Comment by sarchertech

7 days ago

When pigeons are offered random rewards from a treat dispenser, they start doing all kinds of funny little dances and movements because they think the rewards are in response to their actions.

Funny dances like "writing tests" and "planning"

  • Robot, you must follow the rules of the house!

    It is imperative that you do not kill me when delivering my breakfast!

    You must not make your own doors by punching holes in the wall!

    It is critical that you remember that humans cannot regrow limbs!

  • This is my favorite thing about this whole situation. I spend years trying to get teams to follow best practices. And then suddenly if you follow them the LLM is more effective so now they follow them ignoring that they could have been more effective this whole time.

I don’t know what you’re trying to imply here but it sounds very strongly like it is put in bad faith.

  • I’m critiquing the term “vibe engineering” by highlighting that because of the random, chaotic, black box nature of LLMs it is very difficult to distinguish valid techniques from superstitions.

    Thus what you are doing is closer to pigeons bobbing their heads to attempt to influence the random reward machine than it is to engineering.

    For example saying things like “It is critical that you don’t delete working code” might actually be a valid general technique, or it might have just been something that appeared to work because of randomness, or it might be something that is needed for current models but won’t be necessary in a few months.

    The nature of LLMs makes correctly identifying superstition nearly impossible. And the speed with which new models are released makes trying to do so akin to doing physics in a universe where the laws of nature are constantly changing.
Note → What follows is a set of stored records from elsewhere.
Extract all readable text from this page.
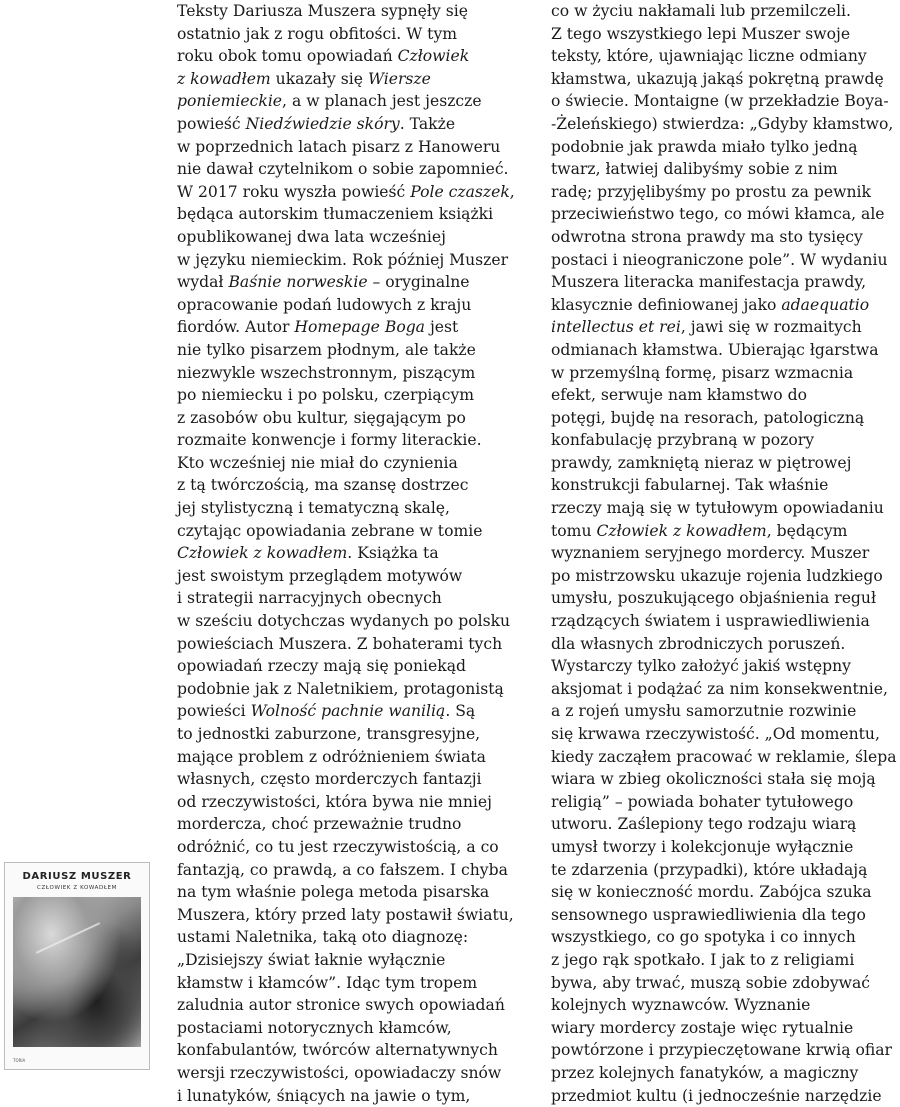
DARIUSZ MUSZER
CZŁOWIEK Z KOWADŁEM
TORIA
Teksty Dariusza Muszera sypnęły się
ostatnio jak z rogu obfitości. W tym
roku obok tomu opowiadań Człowiek
z kowadłem ukazały się Wiersze
poniemieckie, a w planach jest jeszcze
powieść Niedźwiedzie skóry. Także
w poprzednich latach pisarz z Hanoweru
nie dawał czytelnikom o sobie zapomnieć.
W 2017 roku wyszła powieść Pole czaszek,
będąca autorskim tłumaczeniem książki
opublikowanej dwa lata wcześniej
w języku niemieckim. Rok później Muszer
wydał Baśnie norweskie – oryginalne
opracowanie podań ludowych z kraju
fiordów. Autor Homepage Boga jest
nie tylko pisarzem płodnym, ale także
niezwykle wszechstronnym, piszącym
po niemiecku i po polsku, czerpiącym
z zasobów obu kultur, sięgającym po
rozmaite konwencje i formy literackie.
Kto wcześniej nie miał do czynienia
z tą twórczością, ma szansę dostrzec
jej stylistyczną i tematyczną skalę,
czytając opowiadania zebrane w tomie
Człowiek z kowadłem. Książka ta
jest swoistym przeglądem motywów
i strategii narracyjnych obecnych
w sześciu dotychczas wydanych po polsku
powieściach Muszera. Z bohaterami tych
opowiadań rzeczy mają się poniekąd
podobnie jak z Naletnikiem, protagonistą
powieści Wolność pachnie wanilią. Są
to jednostki zaburzone, transgresyjne,
mające problem z odróżnieniem świata
własnych, często morderczych fantazji
od rzeczywistości, która bywa nie mniej
mordercza, choć przeważnie trudno
odróżnić, co tu jest rzeczywistością, a co
fantazją, co prawdą, a co fałszem. I chyba
na tym właśnie polega metoda pisarska
Muszera, który przed laty postawił światu,
ustami Naletnika, taką oto diagnozę:
„Dzisiejszy świat łaknie wyłącznie
kłamstw i kłamców”. Idąc tym tropem
zaludnia autor stronice swych opowiadań
postaciami notorycznych kłamców,
konfabulantów, twórców alternatywnych
wersji rzeczywistości, opowiadaczy snów
i lunatyków, śniących na jawie o tym,
co w życiu nakłamali lub przemilczeli.
Z tego wszystkiego lepi Muszer swoje
teksty, które, ujawniając liczne odmiany
kłamstwa, ukazują jakąś pokrętną prawdę
o świecie. Montaigne (w przekładzie Boya-
-Żeleńskiego) stwierdza: „Gdyby kłamstwo,
podobnie jak prawda miało tylko jedną
twarz, łatwiej dalibyśmy sobie z nim
radę; przyjęlibyśmy po prostu za pewnik
przeciwieństwo tego, co mówi kłamca, ale
odwrotna strona prawdy ma sto tysięcy
postaci i nieograniczone pole”. W wydaniu
Muszera literacka manifestacja prawdy,
klasycznie definiowanej jako adaequatio
intellectus et rei, jawi się w rozmaitych
odmianach kłamstwa. Ubierając łgarstwa
w przemyślną formę, pisarz wzmacnia
efekt, serwuje nam kłamstwo do
potęgi, bujdę na resorach, patologiczną
konfabulację przybraną w pozory
prawdy, zamkniętą nieraz w piętrowej
konstrukcji fabularnej. Tak właśnie
rzeczy mają się w tytułowym opowiadaniu
tomu Człowiek z kowadłem, będącym
wyznaniem seryjnego mordercy. Muszer
po mistrzowsku ukazuje rojenia ludzkiego
umysłu, poszukującego objaśnienia reguł
rządzących światem i usprawiedliwienia
dla własnych zbrodniczych poruszeń.
Wystarczy tylko założyć jakiś wstępny
aksjomat i podążać za nim konsekwentnie,
a z rojeń umysłu samorzutnie rozwinie
się krwawa rzeczywistość. „Od momentu,
kiedy zacząłem pracować w reklamie, ślepa
wiara w zbieg okoliczności stała się moją
religią” – powiada bohater tytułowego
utworu. Zaślepiony tego rodzaju wiarą
umysł tworzy i kolekcjonuje wyłącznie
te zdarzenia (przypadki), które układają
się w konieczność mordu. Zabójca szuka
sensownego usprawiedliwienia dla tego
wszystkiego, co go spotyka i co innych
z jego rąk spotkało. I jak to z religiami
bywa, aby trwać, muszą sobie zdobywać
kolejnych wyznawców. Wyznanie
wiary mordercy zostaje więc rytualnie
powtórzone i przypieczętowane krwią ofiar
przez kolejnych fanatyków, a magiczny
przedmiot kultu (i jednocześnie narzędzie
    You’re an alchemist mixing gunpowder and sacrificing chickens to fire spirits, not an engineer, and for the foreseeable future you have no hope of becoming an engineer.

    I’m also highlighting the insanely addictive nature of random rewards.

    • See this is where I think I fundamentally disagree. It’s more like being a scientist who takes 10 rats and tries to train them to sniff out TB, and once they find one that can do it reliably, they go and do real work with it. Just because the rat is the one doing the sniffing doesn’t mean the scientists aren’t real scientists. And just because we work with a tool that isn’t perfectly reliable doesn’t make us any less engineers as long as we manage and take ownership of the output as we alter and massage it from the machine. Imagine back in the day calling devs that didn’t write in assembly “alchemists” because they didn’t fully understand how a compiler works and just trusted it instead. As long as they’re reading the code, testing the logic, and working towards an outcome they take ownership of, they’re engineers, and so are people who use LLM’s. It’s dangerously close to elitism gatekeeping to say otherwise.

      Also I’ve been a software engineer for 15 years so I think I don’t “have no hope of becoming a software engineer”, no personal attacks please.

gotta source or two? it's an ungooglable topic due to "see pigeon do funny dance" social media spam

  • Google Skinner Pigeons.

    “One bird was conditioned to turn counter-clockwise about the cage, making two or three turns between reinforcements. Another repeatedly thrust its head into one of the upper corners of the cage. A third developed a 'tossing' response, as if placing its head beneath an invisible bar and lifting it repeatedly. Two birds developed a pendulum motion of the head and body, in which the head was extended forward and swung from right to left with a sharp movement followed by a somewhat slower return.”

    “The experiment might be said to demonstrate a sort of superstition. The bird behaves as if there were a causal relation between its behavior and the presentation of food, although such a relation is lacking.”